Guatemala receives $250 million for climate change

IDB helps strengthen the Guatemalan government's capacity for climate change mitigation and adaptation

The Inter-American Development Bank (IDB) approved $250 million in financing to help Guatemala's government prepare, supervise, strengthen and monitor its national climate change agenda and to develop an institutional framework for the plan's implementation.

The project will lead to the establishment of the Interagency Commission of Climate Change, the issuance of a national climate change policy and the creation of climate change units in the Ministries of Finance (MINFIN) and Environment and Natural Resources (MARN). It will also help to create a National Policy for Disaster Risk Reduction that addresses the climate change variable. Disaster risk management will subsequently be incorporated in the 2012 working plans of several ministries.

In the area of mitigation, a methodology will be developed for offsetting greenhouse gas emissions using the principles of the UN Intergovernmental Panel on Climate Change. The program also includes a pilot project for energy efficiency and environmental measures for execution at MINFIN.

Adaptation is particularly important for Guatemala, one of the 10 countries most vulnerable to climate change in the world. It is also the fourth most vulnerable to natural disasters, according to the United Nations. So far this year Guatemala has been affected by the eruption of the Pacaya volcano, tropical storm Agatha, and the wettest rainy season of the last 60 years. These events have claimed 235 lives, forced the evacuation of 208,000 people, destroyed nearly 15,000 dwellings, caused major damage to road, educational and sanitation infrastructure, and threatened the food security of thousands of families. The government began to address the challenges of climate change in 1998. It has just completed preparation of a national policy on climate change.

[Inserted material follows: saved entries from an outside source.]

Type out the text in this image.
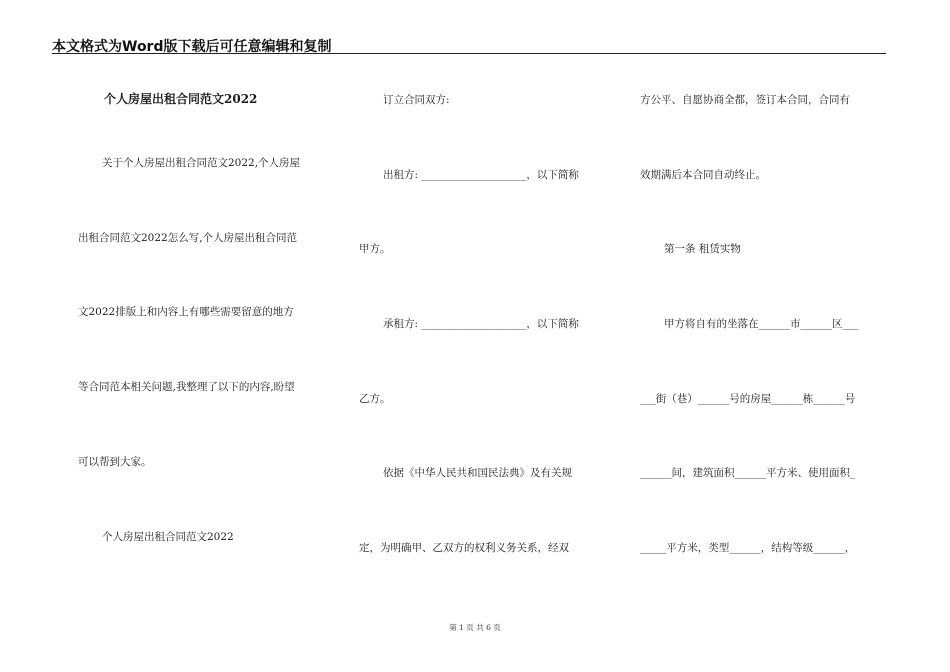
本文格式为Word版下载后可任意编辑和复制
个人房屋出租合同范文2022
关于个人房屋出租合同范文2022,个人房屋
出租合同范文2022怎么写,个人房屋出租合同范
文2022排版上和内容上有哪些需要留意的地方
等合同范本相关问题,我整理了以下的内容,盼望
可以帮到大家。
个人房屋出租合同范文2022
订立合同双方:
出租方: ____________________，以下简称
甲方。
承租方: ____________________，以下简称
乙方。
依据《中华人民共和国民法典》及有关规
定，为明确甲、乙双方的权利义务关系，经双
方公平、自愿协商全都，签订本合同，合同有
效期满后本合同自动终止。
第一条 租赁实物
甲方将自有的坐落在______市______区___
___街（巷）______号的房屋______栋______号
______间，建筑面积______平方米、使用面积_
_____平方米，类型______，结构等级______，
第 1 页 共 6 页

This programmatic policy-based operation will be disbursed in four tranches, the first of $100 million and the other three of $50 million each over a total of 18 months. It will be accompanied by a parallel technical assistance package. MINFIN will be the program's executing agency.

The IDB financing consists of a $213.2 million loan for 20 years with a variable interest rate based on LIBOR, a $29.4 million loan for 30 years with a fixed interest rate, and a $7.4 million concessional loan for 40 years with a 0.25 percent annual interest rate.